Balazs Scheidler wrote:
On Thu, 2008-01-24 at 14:18 -0500, John Morrissey wrote:
About a year ago, I noticed heavy CPU consumption during certain workloads (many processes sending a small number of log messages per process, such as a busy Postfix machine) due to io_iter spinning very rapidly on poll(). We kludged around it by adding the time_sleep() directive, to add an artificial delay at the end of the io_iter loop and prevent the loop from rolling over too quickly:
http://marc.info/?l=syslog-ng&m=114009552929622&w=2
We started using time_sleep(30) across all of our machines, since that delay value didn't seem to cause any problems for our workloads and we wanted to keep the configuration uniform.

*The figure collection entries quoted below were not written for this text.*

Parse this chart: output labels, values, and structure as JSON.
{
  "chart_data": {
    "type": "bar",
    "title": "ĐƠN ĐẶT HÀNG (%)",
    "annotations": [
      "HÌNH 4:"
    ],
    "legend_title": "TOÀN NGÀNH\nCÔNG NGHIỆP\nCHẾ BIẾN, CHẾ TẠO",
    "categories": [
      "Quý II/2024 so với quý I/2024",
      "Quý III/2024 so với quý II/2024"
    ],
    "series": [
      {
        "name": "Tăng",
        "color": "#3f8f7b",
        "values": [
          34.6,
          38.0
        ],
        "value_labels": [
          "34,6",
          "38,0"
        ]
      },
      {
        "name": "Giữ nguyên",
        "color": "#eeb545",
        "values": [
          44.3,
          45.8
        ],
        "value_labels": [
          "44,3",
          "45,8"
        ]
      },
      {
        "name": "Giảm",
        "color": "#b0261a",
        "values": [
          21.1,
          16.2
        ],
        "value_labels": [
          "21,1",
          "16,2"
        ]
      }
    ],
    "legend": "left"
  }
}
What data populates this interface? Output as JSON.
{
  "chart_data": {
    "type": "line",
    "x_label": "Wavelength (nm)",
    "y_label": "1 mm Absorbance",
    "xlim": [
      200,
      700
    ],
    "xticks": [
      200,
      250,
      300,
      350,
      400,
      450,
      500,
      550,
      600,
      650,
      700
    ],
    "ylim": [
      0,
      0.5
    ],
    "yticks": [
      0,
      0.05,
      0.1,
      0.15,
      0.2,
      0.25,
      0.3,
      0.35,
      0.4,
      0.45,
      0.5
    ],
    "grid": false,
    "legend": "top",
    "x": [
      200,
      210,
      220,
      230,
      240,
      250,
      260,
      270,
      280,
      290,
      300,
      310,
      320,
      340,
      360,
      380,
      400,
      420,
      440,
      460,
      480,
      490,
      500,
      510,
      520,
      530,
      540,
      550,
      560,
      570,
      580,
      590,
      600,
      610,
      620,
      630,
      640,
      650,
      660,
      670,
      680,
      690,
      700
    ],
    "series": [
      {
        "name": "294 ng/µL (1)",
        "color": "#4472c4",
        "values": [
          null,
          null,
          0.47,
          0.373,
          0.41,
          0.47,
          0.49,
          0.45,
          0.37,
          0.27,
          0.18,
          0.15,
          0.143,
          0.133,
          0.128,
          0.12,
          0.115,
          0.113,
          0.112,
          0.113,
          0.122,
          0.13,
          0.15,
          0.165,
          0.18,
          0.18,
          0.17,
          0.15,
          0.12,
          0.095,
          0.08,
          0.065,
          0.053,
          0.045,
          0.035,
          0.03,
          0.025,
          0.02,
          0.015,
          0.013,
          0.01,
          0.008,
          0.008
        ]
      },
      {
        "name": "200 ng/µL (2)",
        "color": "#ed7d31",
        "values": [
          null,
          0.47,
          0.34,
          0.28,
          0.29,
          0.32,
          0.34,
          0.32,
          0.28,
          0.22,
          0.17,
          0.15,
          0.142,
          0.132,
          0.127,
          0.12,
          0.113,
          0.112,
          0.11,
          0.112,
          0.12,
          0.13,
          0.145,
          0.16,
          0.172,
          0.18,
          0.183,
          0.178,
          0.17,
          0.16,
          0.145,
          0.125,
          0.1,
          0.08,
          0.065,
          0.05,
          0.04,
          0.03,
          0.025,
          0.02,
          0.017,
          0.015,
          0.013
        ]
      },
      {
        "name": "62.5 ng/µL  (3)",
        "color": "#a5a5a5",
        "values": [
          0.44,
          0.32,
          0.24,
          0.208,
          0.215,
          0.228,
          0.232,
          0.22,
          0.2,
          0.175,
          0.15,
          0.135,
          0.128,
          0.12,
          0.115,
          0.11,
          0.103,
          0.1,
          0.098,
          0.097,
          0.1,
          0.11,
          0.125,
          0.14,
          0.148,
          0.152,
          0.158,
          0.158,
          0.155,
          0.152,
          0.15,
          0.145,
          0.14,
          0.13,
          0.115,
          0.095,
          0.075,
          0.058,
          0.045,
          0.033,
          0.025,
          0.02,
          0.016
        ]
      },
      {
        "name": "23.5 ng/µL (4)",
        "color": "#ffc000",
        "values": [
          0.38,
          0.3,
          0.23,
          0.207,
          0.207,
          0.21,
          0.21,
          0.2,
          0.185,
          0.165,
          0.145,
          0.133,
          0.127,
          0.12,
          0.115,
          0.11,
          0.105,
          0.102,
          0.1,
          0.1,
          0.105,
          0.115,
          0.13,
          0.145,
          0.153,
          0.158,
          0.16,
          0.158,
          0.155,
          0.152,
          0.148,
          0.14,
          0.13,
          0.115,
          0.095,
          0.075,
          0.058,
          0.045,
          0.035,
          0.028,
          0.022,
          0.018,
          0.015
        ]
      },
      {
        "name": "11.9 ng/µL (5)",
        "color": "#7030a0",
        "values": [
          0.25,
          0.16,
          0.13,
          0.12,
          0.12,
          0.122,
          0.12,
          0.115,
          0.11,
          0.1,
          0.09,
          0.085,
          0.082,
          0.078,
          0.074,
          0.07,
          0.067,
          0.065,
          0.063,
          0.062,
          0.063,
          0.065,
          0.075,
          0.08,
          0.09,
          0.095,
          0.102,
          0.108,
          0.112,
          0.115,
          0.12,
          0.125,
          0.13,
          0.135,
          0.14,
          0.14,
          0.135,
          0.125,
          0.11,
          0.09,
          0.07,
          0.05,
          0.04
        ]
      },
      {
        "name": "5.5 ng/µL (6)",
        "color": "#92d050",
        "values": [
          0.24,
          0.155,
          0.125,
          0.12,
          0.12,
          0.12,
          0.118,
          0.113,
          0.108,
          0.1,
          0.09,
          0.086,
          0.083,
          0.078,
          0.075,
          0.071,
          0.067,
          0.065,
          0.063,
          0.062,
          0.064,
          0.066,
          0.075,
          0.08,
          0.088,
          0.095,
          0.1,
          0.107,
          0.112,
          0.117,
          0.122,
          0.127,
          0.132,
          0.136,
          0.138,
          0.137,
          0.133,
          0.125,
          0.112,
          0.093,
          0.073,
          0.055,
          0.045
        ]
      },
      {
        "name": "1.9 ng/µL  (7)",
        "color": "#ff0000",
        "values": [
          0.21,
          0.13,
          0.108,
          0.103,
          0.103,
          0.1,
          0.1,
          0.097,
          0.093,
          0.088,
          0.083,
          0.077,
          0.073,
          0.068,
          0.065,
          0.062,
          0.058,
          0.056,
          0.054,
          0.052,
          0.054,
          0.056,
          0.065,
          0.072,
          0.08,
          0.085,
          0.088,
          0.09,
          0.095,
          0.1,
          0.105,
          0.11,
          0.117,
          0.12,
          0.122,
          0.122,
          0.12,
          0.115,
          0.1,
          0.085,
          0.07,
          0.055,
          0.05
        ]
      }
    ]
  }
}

We noticed recently that time_sleep() exhibits some inadvertent admission control behavior. When poll() indicates that the listener socket has activity (new connections), syslog-ng seems to accept() only once on it, allowing one new connection per poll(). As a result, it only allows:
1000 / time_sleep()
connections per second. Accordingly, with time_sleep(30), only 33 connections would be allowed every second.
Thanks for the detailed analysis (and for the original idea too :), I think the following solutions exist:
* do multiple accepts per poll loop; or * increase the I/O priority for the listeners
The first one easily increases the incoming connection rate and is simple to implement, the second is more complex and might cause further unexpected behaviour:
if the priority of the listeners is increased, that would mean that any incoming connection might starve the incoming message stream, e.g. if there's a continous stream of incoming connections, then long-living connections might be starved.
So I'd choose the first option, what do you think?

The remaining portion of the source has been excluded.